In her first week, she and three other black exchange students greeted North Dakotans by saying, “What’s happening?”
Instead of recognizing the greeting, residents “would literally look around and begin to describe what was actually going on all around them,” she wrote in the first draft of a book she’s writing on her experiences.
However, UND had a wide variety of different races and — as unusual as it may sound now — its diversity is one of the reasons she liked being in North Dakota. She gained several friends here from various cultural backgrounds.
“It wasn’t segregated,” she said. “You could go out and meet with anyone in public and sit with them.”
Looking back at the famous march, she feels “bittersweet.” Lowery and her family attended the event in late March, which followed another march in which civil rights advocates were assaulted by police on Bloody Sunday.
Lowery was raised in a family of 13 in Lowndes County, known as the “black belt” for its 80 percent black population. People there were happy to march because they were protected by the National Guard, but if they happened to live on a white person’s land, landowners told them if they voted, they’d have to leave, she said.
After voting rights passed in 1965, her entire county voted, replacing all of the white officials with black people. The first arrest by the sheriff of her county was of a drunk white man who tried to start a fight with local black people at her father’s store.
“We kind of made history,” she said.
She’s since attended annual marches in several states reenacting the one from Selma to Montgomery. But last year, when she was in Montgomery, she walked to the capitol steps and felt deeply moved.
“Just the feeling you get being there after all those years — it’s surreal,” she said. “It’s as if you’re having an out-of-body experience.”
Revisiting King’s famous “I Have a Dream” speech, she feels today’s black community in some ways is a far cry from what he envisioned. In Birmingham, Ala., where a civil rights museum was erected in his honor, the community suffers from increasing black-on-black crime, she said.
“It’s one of the highest-rising crime areas,” she said. “That’s one of the things he would be extremely disappointed in.”
Years ago, communities were more unified, she said. People gathered each Sunday for mass meetings to sing songs and encourage one another, never knowing if Klansmen were waiting outside to beat them. Black families also had more control of their children, especially in terms of school attendance and maintaining good grades, she said.
The educational world has also changed. Several historically black colleges have lost their accreditation and have advanced little since the ’60s, forcing blacks such as Lowery to seek opportunities elsewhere, she said.

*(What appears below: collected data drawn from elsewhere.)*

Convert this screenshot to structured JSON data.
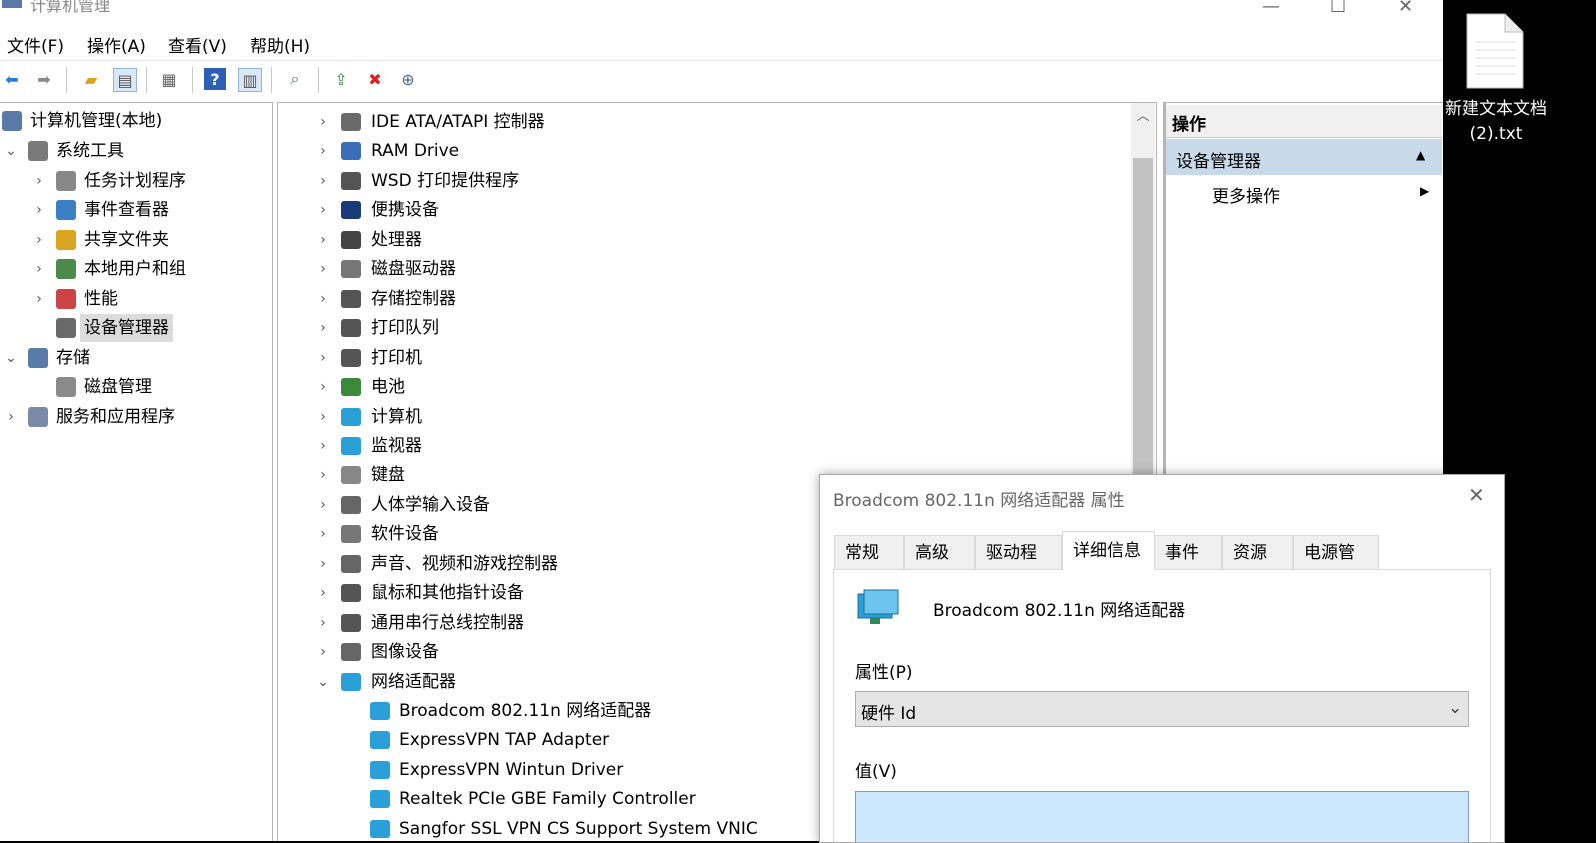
{
  "window": {
    "title": "计算机管理",
    "menu": [
      "文件(F)",
      "操作(A)",
      "查看(V)",
      "帮助(H)"
    ],
    "controls": [
      "—",
      "☐",
      "✕"
    ]
  },
  "toolbar": {
    "icons": [
      "back-arrow-icon",
      "forward-arrow-icon",
      "up-folder-icon",
      "show-tree-icon",
      "properties-icon",
      "help-icon",
      "action-pane-icon",
      "scan-hardware-icon",
      "update-driver-icon",
      "disable-device-icon",
      "uninstall-device-icon"
    ]
  },
  "left_tree": {
    "root": "计算机管理(本地)",
    "items": [
      {
        "label": "系统工具",
        "level": 1,
        "chevron": "⌄"
      },
      {
        "label": "任务计划程序",
        "level": 2,
        "chevron": "›"
      },
      {
        "label": "事件查看器",
        "level": 2,
        "chevron": "›"
      },
      {
        "label": "共享文件夹",
        "level": 2,
        "chevron": "›"
      },
      {
        "label": "本地用户和组",
        "level": 2,
        "chevron": "›"
      },
      {
        "label": "性能",
        "level": 2,
        "chevron": "›"
      },
      {
        "label": "设备管理器",
        "level": 2,
        "chevron": "",
        "selected": true
      },
      {
        "label": "存储",
        "level": 1,
        "chevron": "⌄"
      },
      {
        "label": "磁盘管理",
        "level": 2,
        "chevron": ""
      },
      {
        "label": "服务和应用程序",
        "level": 1,
        "chevron": "›"
      }
    ]
  },
  "device_tree": {
    "categories": [
      "IDE ATA/ATAPI 控制器",
      "RAM Drive",
      "WSD 打印提供程序",
      "便携设备",
      "处理器",
      "磁盘驱动器",
      "存储控制器",
      "打印队列",
      "打印机",
      "电池",
      "计算机",
      "监视器",
      "键盘",
      "人体学输入设备",
      "软件设备",
      "声音、视频和游戏控制器",
      "鼠标和其他指针设备",
      "通用串行总线控制器",
      "图像设备",
      "网络适配器"
    ],
    "expanded_children": [
      "Broadcom 802.11n 网络适配器",
      "ExpressVPN TAP Adapter",
      "ExpressVPN Wintun Driver",
      "Realtek PCIe GBE Family Controller",
      "Sangfor SSL VPN CS Support System VNIC"
    ]
  },
  "actions_pane": {
    "header": "操作",
    "section": "设备管理器",
    "item": "更多操作"
  },
  "desktop": {
    "file_label_line1": "新建文本文档",
    "file_label_line2": "(2).txt"
  },
  "dialog": {
    "title": "Broadcom 802.11n 网络适配器 属性",
    "tabs": [
      "常规",
      "高级",
      "驱动程序",
      "详细信息",
      "事件",
      "资源",
      "电源管理"
    ],
    "active_tab": "详细信息",
    "device_name": "Broadcom 802.11n 网络适配器",
    "property_label": "属性(P)",
    "property_value": "硬件 Id",
    "value_label": "值(V)"
  },
  "colors": {
    "selection": "#dcdcdc",
    "actions_header": "#c8d9ea",
    "value_box": "#cce8ff"
  }
}
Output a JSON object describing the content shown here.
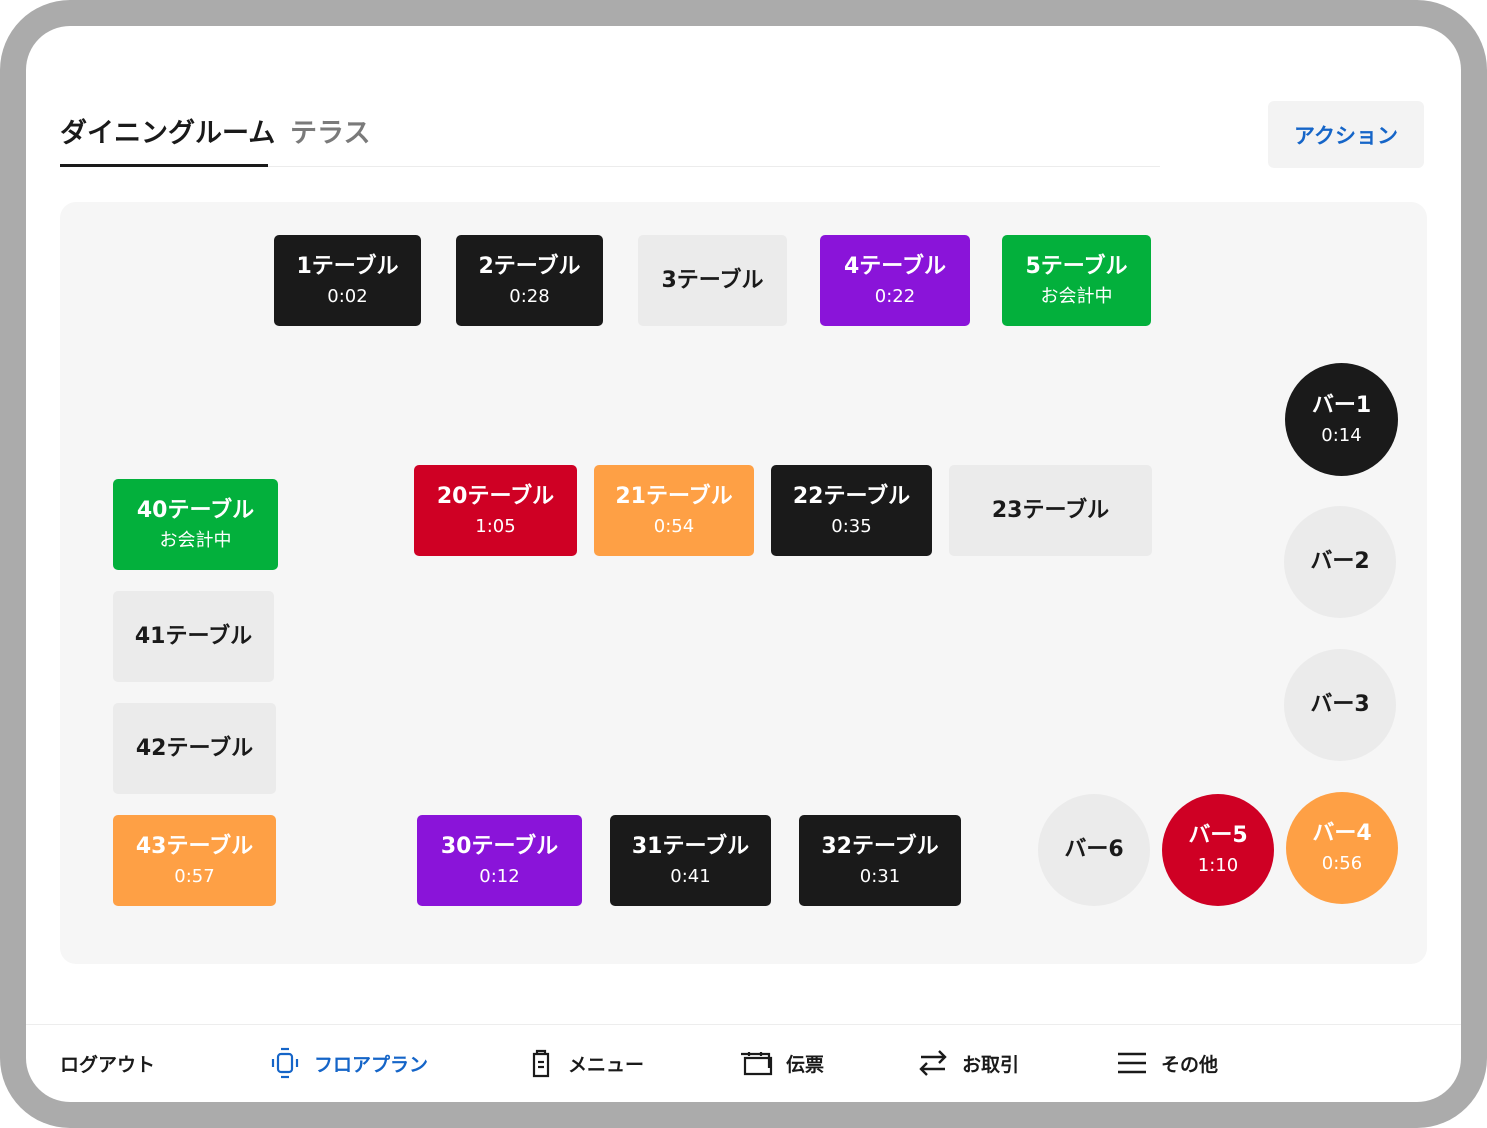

In Montgomery, there’s a resurgence of segregation, with most white students attending private schools, she said.
“There are a lot of things Dr. King would be proud of with the black community, and a lot of his vision has come to pass,” she said. “But his heart would be broken at a lot of the missed opportunities, particularly with a lot of the younger blacks that just participate in violence and don’t take advantage of the opportunities that he’s opened the door to.”
Lowery vowed to never do that. She’s spent most of her life educating children, in classrooms across the United States and at juvenile correction facilities, and received her master’s degree at Auburn (Ala.) University. She returned to UND last summer to become a consultant for public schools, and stands among 2 percent of students in the 50 to 64 age range who enrolled at the university this fall.
However, she’s always been ambitious. As a young girl, she told King she wanted to be an attorney, striking a difference between her and her counterparts. A majority of the women in Lowndes County sought jobs as teachers, she said.
“For a young black woman to say she wanted to be an attorney, that was very impressive to him,” she said.
The humble man who made such a strong impression on her as a child left her wanting to live the rest of her life in a similar manner.
“He was able to work for the people, but with the people,” she said.